Another approach to access higher lipid bound states of membrane proteins is the use of membrane proteins embedded nanodiscs. The majority of studies have largely been limited to one lipid type but have shown the ability to eject protein complexes that retain different lipid bound states. ^{40, 41} It remains unclear if the collisional activation to eject membrane protein-lipid complexes disturbs or alters lipid binding. Mass spectra of membrane proteins in nanodiscs are often complicated and, due to the presence of a distribution of lipids (ranging from ~75-225) per disc, suffer from overlap of mass spectral peaks of different charge states and number of lipids. ⁴² Charge modulating molecules, such as glycerol carbonate, have led to improved mass spectra of protein-nanodiscs. ³¹ Peak overlap can also complicate studying the allosteric effect of lipids binding to membrane proteins. ⁴⁰ A recent study has looked into nanodiscs containing mixed lipids but has been limited to those that are similar in mass and up to ~125 different lipids. ⁴³ An alternative approach has been developed where lipid exchange is monitored between empty and membrane protein-loaded nanodiscs. ⁴⁴ Results from these studies have agreed with studies of the same protein in detergent.

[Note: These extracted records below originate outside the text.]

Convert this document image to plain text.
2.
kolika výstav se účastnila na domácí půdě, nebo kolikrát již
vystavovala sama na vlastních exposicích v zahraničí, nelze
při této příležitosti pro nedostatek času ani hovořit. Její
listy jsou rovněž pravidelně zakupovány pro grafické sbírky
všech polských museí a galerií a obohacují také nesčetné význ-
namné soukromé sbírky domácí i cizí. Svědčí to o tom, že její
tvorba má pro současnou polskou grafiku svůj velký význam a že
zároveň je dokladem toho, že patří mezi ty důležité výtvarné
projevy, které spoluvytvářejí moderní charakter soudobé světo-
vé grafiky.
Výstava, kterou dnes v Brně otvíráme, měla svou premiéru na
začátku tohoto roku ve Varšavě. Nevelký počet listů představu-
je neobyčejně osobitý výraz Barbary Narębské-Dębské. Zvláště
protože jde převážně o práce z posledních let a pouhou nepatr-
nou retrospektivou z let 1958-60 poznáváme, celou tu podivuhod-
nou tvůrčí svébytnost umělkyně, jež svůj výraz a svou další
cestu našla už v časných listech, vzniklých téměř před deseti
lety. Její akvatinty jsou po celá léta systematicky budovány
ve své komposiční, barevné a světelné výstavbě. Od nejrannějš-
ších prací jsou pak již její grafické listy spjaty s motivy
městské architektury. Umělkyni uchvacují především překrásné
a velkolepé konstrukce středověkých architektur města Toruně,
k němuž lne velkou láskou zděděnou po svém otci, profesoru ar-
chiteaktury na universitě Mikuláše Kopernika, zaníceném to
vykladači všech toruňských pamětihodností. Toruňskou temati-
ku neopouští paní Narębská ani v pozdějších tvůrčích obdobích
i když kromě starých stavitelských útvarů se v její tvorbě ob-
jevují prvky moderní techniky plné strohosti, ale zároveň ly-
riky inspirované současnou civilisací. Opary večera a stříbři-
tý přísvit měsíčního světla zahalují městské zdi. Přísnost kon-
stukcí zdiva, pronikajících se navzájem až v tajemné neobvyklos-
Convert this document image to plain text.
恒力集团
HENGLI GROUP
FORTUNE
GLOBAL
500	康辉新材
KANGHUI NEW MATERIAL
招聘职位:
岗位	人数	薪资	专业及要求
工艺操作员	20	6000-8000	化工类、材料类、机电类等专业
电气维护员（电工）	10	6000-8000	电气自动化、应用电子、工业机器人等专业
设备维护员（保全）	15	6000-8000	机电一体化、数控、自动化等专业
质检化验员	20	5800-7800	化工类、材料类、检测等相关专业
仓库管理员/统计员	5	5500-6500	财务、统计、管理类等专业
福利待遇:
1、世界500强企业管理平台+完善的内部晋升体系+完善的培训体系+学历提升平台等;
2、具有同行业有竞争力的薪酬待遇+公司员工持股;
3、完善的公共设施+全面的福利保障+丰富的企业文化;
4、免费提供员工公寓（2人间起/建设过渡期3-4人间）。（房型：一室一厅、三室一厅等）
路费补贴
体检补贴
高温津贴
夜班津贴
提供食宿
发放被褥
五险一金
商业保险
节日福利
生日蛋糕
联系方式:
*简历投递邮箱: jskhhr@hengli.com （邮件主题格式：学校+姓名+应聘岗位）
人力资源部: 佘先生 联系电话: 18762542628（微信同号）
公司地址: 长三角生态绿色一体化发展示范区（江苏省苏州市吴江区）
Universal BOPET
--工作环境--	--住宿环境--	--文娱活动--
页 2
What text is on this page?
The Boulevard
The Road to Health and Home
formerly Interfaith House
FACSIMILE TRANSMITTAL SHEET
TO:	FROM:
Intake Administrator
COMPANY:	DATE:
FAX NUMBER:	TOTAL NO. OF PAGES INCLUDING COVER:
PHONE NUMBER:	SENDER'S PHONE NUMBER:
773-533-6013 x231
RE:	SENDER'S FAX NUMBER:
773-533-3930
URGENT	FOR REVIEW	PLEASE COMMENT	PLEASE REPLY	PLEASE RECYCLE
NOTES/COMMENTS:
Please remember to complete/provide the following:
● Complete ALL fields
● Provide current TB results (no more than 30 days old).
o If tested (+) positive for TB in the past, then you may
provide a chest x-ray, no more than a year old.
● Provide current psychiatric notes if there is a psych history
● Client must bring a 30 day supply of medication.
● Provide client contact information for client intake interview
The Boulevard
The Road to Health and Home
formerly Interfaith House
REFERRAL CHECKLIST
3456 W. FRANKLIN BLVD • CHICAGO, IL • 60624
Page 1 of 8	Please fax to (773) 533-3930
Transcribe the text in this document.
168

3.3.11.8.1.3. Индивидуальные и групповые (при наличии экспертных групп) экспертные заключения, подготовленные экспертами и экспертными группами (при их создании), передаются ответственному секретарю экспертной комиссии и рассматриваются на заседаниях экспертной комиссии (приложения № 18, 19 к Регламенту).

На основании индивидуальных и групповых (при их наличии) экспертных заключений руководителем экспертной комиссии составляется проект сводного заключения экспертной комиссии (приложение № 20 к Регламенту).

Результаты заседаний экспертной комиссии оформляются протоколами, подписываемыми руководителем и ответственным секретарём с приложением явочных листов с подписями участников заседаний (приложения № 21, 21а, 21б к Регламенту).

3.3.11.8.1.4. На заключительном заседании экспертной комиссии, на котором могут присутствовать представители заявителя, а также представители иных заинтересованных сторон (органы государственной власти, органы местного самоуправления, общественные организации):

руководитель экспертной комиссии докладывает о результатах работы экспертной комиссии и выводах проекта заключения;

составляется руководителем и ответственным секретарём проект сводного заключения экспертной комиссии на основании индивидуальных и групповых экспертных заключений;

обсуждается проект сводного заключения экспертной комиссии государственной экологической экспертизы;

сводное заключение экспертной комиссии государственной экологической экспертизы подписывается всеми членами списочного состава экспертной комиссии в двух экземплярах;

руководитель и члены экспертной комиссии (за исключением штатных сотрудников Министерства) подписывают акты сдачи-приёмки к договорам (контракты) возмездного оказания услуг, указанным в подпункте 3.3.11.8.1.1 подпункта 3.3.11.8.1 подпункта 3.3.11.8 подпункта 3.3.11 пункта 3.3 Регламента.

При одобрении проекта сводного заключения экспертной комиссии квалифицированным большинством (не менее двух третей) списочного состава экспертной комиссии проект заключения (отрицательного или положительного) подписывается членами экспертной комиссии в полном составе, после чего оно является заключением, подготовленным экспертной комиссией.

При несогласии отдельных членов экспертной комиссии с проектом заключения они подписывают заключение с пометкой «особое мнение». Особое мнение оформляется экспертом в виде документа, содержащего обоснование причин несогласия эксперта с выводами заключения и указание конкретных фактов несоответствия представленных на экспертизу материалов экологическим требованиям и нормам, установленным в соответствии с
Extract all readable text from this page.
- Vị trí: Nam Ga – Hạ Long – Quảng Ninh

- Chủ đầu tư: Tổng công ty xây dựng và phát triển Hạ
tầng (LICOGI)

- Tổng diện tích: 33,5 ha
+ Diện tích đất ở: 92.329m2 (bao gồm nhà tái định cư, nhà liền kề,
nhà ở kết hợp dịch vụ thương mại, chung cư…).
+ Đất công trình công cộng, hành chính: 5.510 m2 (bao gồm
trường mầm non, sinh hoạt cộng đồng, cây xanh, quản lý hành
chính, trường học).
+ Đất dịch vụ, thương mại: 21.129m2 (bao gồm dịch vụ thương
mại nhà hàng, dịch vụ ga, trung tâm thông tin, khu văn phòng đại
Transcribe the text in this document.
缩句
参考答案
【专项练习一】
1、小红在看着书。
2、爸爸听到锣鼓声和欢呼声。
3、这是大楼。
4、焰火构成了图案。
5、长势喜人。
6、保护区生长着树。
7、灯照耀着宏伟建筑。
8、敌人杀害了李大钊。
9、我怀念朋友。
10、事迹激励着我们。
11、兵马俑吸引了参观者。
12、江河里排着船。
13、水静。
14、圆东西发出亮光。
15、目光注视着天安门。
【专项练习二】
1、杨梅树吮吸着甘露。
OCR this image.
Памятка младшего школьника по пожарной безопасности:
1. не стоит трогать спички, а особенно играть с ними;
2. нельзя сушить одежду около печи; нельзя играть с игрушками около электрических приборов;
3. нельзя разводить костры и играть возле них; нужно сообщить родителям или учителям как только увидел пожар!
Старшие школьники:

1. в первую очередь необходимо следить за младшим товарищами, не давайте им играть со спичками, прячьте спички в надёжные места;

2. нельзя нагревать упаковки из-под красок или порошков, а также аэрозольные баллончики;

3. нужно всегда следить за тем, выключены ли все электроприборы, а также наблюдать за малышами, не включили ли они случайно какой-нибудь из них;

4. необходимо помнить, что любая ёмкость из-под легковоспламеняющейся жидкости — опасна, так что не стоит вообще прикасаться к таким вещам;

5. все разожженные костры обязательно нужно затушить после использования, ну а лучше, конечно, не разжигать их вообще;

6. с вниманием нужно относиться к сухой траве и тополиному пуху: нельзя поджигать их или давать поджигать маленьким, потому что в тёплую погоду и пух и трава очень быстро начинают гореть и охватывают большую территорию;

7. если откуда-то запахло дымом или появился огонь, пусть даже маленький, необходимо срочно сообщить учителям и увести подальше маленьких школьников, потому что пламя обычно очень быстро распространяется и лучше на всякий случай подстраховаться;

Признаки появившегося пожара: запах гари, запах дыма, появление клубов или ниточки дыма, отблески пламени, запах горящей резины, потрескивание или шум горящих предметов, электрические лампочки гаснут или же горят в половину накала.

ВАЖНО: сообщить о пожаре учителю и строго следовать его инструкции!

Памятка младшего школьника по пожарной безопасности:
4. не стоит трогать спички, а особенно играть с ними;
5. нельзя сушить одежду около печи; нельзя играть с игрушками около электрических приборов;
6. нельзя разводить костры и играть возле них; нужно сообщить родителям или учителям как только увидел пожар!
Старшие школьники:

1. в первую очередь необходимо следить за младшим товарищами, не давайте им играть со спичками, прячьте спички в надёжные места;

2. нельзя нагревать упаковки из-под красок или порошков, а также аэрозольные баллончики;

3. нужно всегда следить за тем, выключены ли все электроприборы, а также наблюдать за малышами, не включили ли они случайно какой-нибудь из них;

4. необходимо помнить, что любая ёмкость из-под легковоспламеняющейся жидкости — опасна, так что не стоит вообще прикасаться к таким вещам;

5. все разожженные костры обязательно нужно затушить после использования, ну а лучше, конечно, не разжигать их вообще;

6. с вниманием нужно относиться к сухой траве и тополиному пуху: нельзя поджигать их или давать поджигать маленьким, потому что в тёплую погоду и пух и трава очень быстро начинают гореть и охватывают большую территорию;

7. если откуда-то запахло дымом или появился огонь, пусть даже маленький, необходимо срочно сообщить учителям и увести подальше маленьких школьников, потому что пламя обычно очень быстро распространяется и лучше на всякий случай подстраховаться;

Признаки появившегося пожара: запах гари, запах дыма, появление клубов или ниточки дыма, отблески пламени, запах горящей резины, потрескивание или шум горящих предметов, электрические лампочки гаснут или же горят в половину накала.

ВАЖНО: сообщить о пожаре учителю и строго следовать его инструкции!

In closing, a better understanding of protein-lipid interactions is crucial to a better understanding of the lipid belt that is composed of a mixture of annular and non-annular lipids. The characterization of up to 18 lipids binding to AmtB represents a step forward in our basic understanding of protein-lipid interactions. However, there remains open challenges regarding characterizing even larger numbers of lipid binding events, to the point of forming a complete annulus, and exploring the impact of acyl chain composition. This challenge is augmented when considering mixtures of lipid types and how these may alter the formation of the lipid belt.